By threatening the suspension of 26 academic programs, interim Provost Mark Lapping was trying to “light a campfire.”
Fires, indeed, have been lit.
Computer science came up with an inch-high stack of documentation supporting their program. Physics and chemistry students all but rioted. Lapping received earfuls of comments from faculty and students, notes or petition-like documents written by more than one person, and, he says “the occasional diatribe.”
“At the end of the day, when someone’s ox is being gored, people fight,” he said.
Two months after putting the programs – including women’s studies, the B.S. in economics, and LAC’s arts and humanities – on ‘probation,’ all but one program has submitted a plan for how they’ll address the issues that put them on ‘the list.’

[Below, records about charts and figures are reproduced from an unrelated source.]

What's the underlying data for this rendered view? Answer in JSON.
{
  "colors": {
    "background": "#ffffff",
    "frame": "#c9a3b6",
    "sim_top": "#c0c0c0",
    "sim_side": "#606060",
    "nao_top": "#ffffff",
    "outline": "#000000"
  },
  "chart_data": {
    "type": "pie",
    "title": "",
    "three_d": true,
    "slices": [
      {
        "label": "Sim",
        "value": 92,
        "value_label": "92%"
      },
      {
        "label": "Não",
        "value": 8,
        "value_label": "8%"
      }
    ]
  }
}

These issues include low enrollment – only 62 students graduated last year from all of the programs, combined – and trouble “working and playing well with others,” said Lapping, citing “internal troubles” in the midst of which students found themselves caught. He did not name specific programs with this problem.
The Russian program is the only one which has not yet submitted a plan, says Lapping, but he’s extended their deadline because the department consists of only one faculty member.
Most of the plans, Lapping said, trying hard not to roll his eyes, were prefaced by statements saying, “if we get eliminated, life on earth would never be the same.”
These programs are being evaluated under the cloud of the current budget crisis, which, combined with near-weekly news of more cuts, has a lot of university employees feeling vulnerable.
At last Friday’s Student Senate meeting, Lapping emphasized something he says he’s been trying to make clear since day one.
“No full-time faculty will lose their job,” he said. “We need faculty.”
“There’s a myth that faculty will be reduced or asked to teach more – it’s a scare tactic,” said Lapping. “It’s not happening.”
While student senators asked him questions that emphasized their frustrations with some of the administration’s decisions around the less-protected part-time faculty in recent “budget cuts,” their real concerns focused more around the transparency of cuts and program evaluations to students.
Students, several senators said, have been left entirely in the dark, and are being given little voice in the decisions that affect their everyday life at this university.
“We know the faculty better than anyone,” said senator Jen Cote, yet aside from various surveys and intangible feedback, students have no influence over what happens in the hiring or cutting of faculty or programs.
In the hallway outside the meeting, senator – and physics major – Sri Dhyana spoke with Lapping about the myriad ideas she has for how to invigorate her threatened physics program, including ways to reach out to the other sciences and increase involvement in the new student-run physics club.
She was partially involved in the plan created by the physics program, which she says got people involved who had never said anything before.
Eric Favreau, a sophomore senator and geoscience major, said that although students were not involved in creating the plan to revive his department, faculty took time during classes to tell students about their action plan.
“Geoscience found out that they actually make money for the university,” he says, “we’re the largest geoscience program in New England.”
Favreaus beef with all the proposed cuts and program evaluations is that he sees little happening to administrative offices.
That programs are seeing the first cuts – or the most publicized ones – he thinks is a mistake.
“There are so many duplicate administrative offices, ones that have the same goals and do similar things,” he says. “Offices have no relation to students. Faculty (and programs) do.”
And even worse, he says, is that even the offices that have a lot to offer students do very little advertising, and are known to a minority of students. “Even financial aid and scholarships – nothing is advertised.”